Ukrainian MP Roman Kostenko
Ukrainian MP Roman Kostenko said there were only the outlines of a plan to clear the Black Sea. Photography: Alessio Mamo/The Guardian

At least two Ukrainian men have died in sea mine explosions in recent weeks. “It’s not about the shock wave itself,” said Oleg Solokha, a former Ukrainian military diver. “When a mine explodes, even if you are not very close to it, you can pass out or experience vertigo. You lose your spatial orientation and your mind does not understand where is up and where is down. It is very dangerous.You can easily drown because of it.

It is still unclear what kind of mines are floating in the Black Sea. A Ukrainian Foreign Ministry official told Reuters in March that 372 sea mines laid by Russia were of the “R-421-75” type, which were neither registered nor used by the Ukrainian navy.

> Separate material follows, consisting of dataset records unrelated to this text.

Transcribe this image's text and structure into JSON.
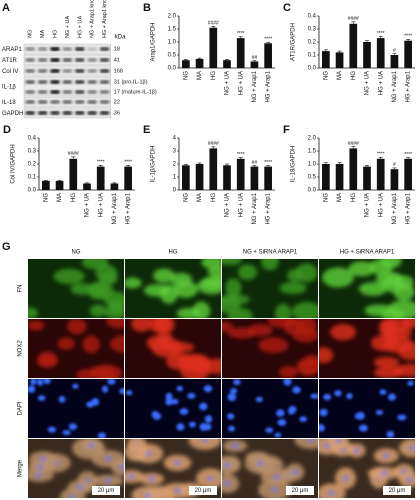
{
  "blot": {
    "panel": "A",
    "lanes": [
      "NG",
      "MA",
      "HG",
      "NG + UA",
      "HG + UA",
      "NG + Arap1 knockdown",
      "HG + Arap1 knockdown"
    ],
    "kda_header": "kDa",
    "rows": [
      {
        "protein": "ARAP1",
        "kda": [
          "18"
        ]
      },
      {
        "protein": "AT1R",
        "kda": [
          "41"
        ]
      },
      {
        "protein": "Col IV",
        "kda": [
          "168"
        ]
      },
      {
        "protein": "IL-1β",
        "kda": [
          "31 (pro-IL-1β)",
          "17 (mature-IL-1β)"
        ]
      },
      {
        "protein": "IL-18",
        "kda": [
          "22"
        ]
      },
      {
        "protein": "GAPDH",
        "kda": [
          "36"
        ]
      }
    ]
  },
  "chart_data": [
    {
      "type": "bar",
      "panel": "B",
      "ylabel": "Arap1/GAPDH",
      "color": "#111111",
      "categories": [
        "NG",
        "MA",
        "HG",
        "NG + UA",
        "HG + UA",
        "NG + Arap1",
        "HG + Arap1"
      ],
      "values": [
        0.3,
        0.35,
        1.55,
        0.3,
        1.15,
        0.25,
        0.95
      ],
      "errors": [
        0.03,
        0.03,
        0.05,
        0.03,
        0.05,
        0.03,
        0.04
      ],
      "significance": [
        null,
        null,
        "####",
        null,
        "****",
        "##",
        "****"
      ],
      "ylim": [
        0,
        2
      ],
      "yticks": [
        {
          "value": 0,
          "label": "0.0"
        },
        0.5,
        {
          "value": 1,
          "label": "1.0"
        },
        1.5,
        {
          "value": 2,
          "label": "2.0"
        }
      ]
    },
    {
      "type": "bar",
      "panel": "C",
      "ylabel": "AT1R/GAPDH",
      "color": "#111111",
      "categories": [
        "NG",
        "MA",
        "HG",
        "NG + UA",
        "HG + UA",
        "NG + Arap1",
        "HG + Arap1"
      ],
      "values": [
        0.13,
        0.12,
        0.34,
        0.2,
        0.23,
        0.1,
        0.21
      ],
      "errors": [
        0.01,
        0.01,
        0.015,
        0.01,
        0.012,
        0.01,
        0.01
      ],
      "significance": [
        null,
        null,
        "####",
        null,
        "****",
        "#",
        "****"
      ],
      "ylim": [
        0,
        0.4
      ],
      "yticks": [
        {
          "value": 0,
          "label": "0.0"
        },
        0.1,
        0.2,
        0.3,
        0.4
      ]
    },
    {
      "type": "bar",
      "panel": "D",
      "ylabel": "Col IV/GAPDH",
      "color": "#111111",
      "categories": [
        "NG",
        "MA",
        "HG",
        "NG + UA",
        "HG + UA",
        "NG + Arap1",
        "HG + Arap1"
      ],
      "values": [
        0.07,
        0.07,
        0.24,
        0.05,
        0.18,
        0.05,
        0.18
      ],
      "errors": [
        0.005,
        0.005,
        0.015,
        0.005,
        0.01,
        0.005,
        0.01
      ],
      "significance": [
        null,
        null,
        "####",
        null,
        "****",
        null,
        "****"
      ],
      "ylim": [
        0,
        0.4
      ],
      "yticks": [
        {
          "value": 0,
          "label": "0.0"
        },
        0.1,
        0.2,
        0.3,
        0.4
      ]
    },
    {
      "type": "bar",
      "panel": "E",
      "ylabel": "IL-1β/GAPDH",
      "color": "#111111",
      "categories": [
        "NG",
        "MA",
        "HG",
        "NG + UA",
        "HG + UA",
        "NG + Arap1",
        "HG + Arap1"
      ],
      "values": [
        1.9,
        2.0,
        3.2,
        1.9,
        2.4,
        1.8,
        1.8
      ],
      "errors": [
        0.08,
        0.08,
        0.12,
        0.1,
        0.1,
        0.08,
        0.08
      ],
      "significance": [
        null,
        null,
        "####",
        null,
        "****",
        "##",
        "****"
      ],
      "ylim": [
        0,
        4
      ],
      "yticks": [
        0,
        1,
        2,
        3,
        4
      ]
    },
    {
      "type": "bar",
      "panel": "F",
      "ylabel": "IL-18/GAPDH",
      "color": "#111111",
      "categories": [
        "NG",
        "MA",
        "HG",
        "NG + UA",
        "HG + UA",
        "NG + Arap1",
        "HG + Arap1"
      ],
      "values": [
        1.0,
        1.0,
        1.6,
        0.9,
        1.2,
        0.8,
        1.2
      ],
      "errors": [
        0.05,
        0.05,
        0.07,
        0.05,
        0.06,
        0.05,
        0.05
      ],
      "significance": [
        null,
        null,
        "####",
        null,
        "****",
        "#",
        "****"
      ],
      "ylim": [
        0,
        2
      ],
      "yticks": [
        {
          "value": 0,
          "label": "0.0"
        },
        0.5,
        {
          "value": 1,
          "label": "1.0"
        },
        1.5,
        {
          "value": 2,
          "label": "2.0"
        }
      ]
    }
  ],
  "microscopy": {
    "panel": "G",
    "columns": [
      "NG",
      "HG",
      "NG + SiRNA ARAP1",
      "HG + SiRNA ARAP1"
    ],
    "rows": [
      "FN",
      "NOX2",
      "DAPI",
      "Merge"
    ],
    "scale_bars": [
      "20 μm",
      "20 μm",
      "20 μm",
      "20 μm"
    ]
  }
}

“There are different types of sea mines,” Solokha said. “There are contact mines and magnetic mines, and modifications of those with vibro-sensors. In 99% of cases, mines are simply blown up, because the older trinitrotoluene in a mine becomes unstable over time and can explode on its own. Another reason they explode is that the activators (the tips of the mine) are impossible to disconnect if the mine sits in the water too long.

With changing tides and storms, the breakdown of anchored devices complicates clearance attempts. Experts agree clearing the Black Sea could take years and any attempt would be the biggest since the Iran-Iraq war of the 1980s.

Speaking on condition of anonymity, a Ukrainian official said authorities were planning demining using robots, but it would take months before it could be put into operation. Kostenko confirmed the existence of a demining plan, but said for now it was only a draft.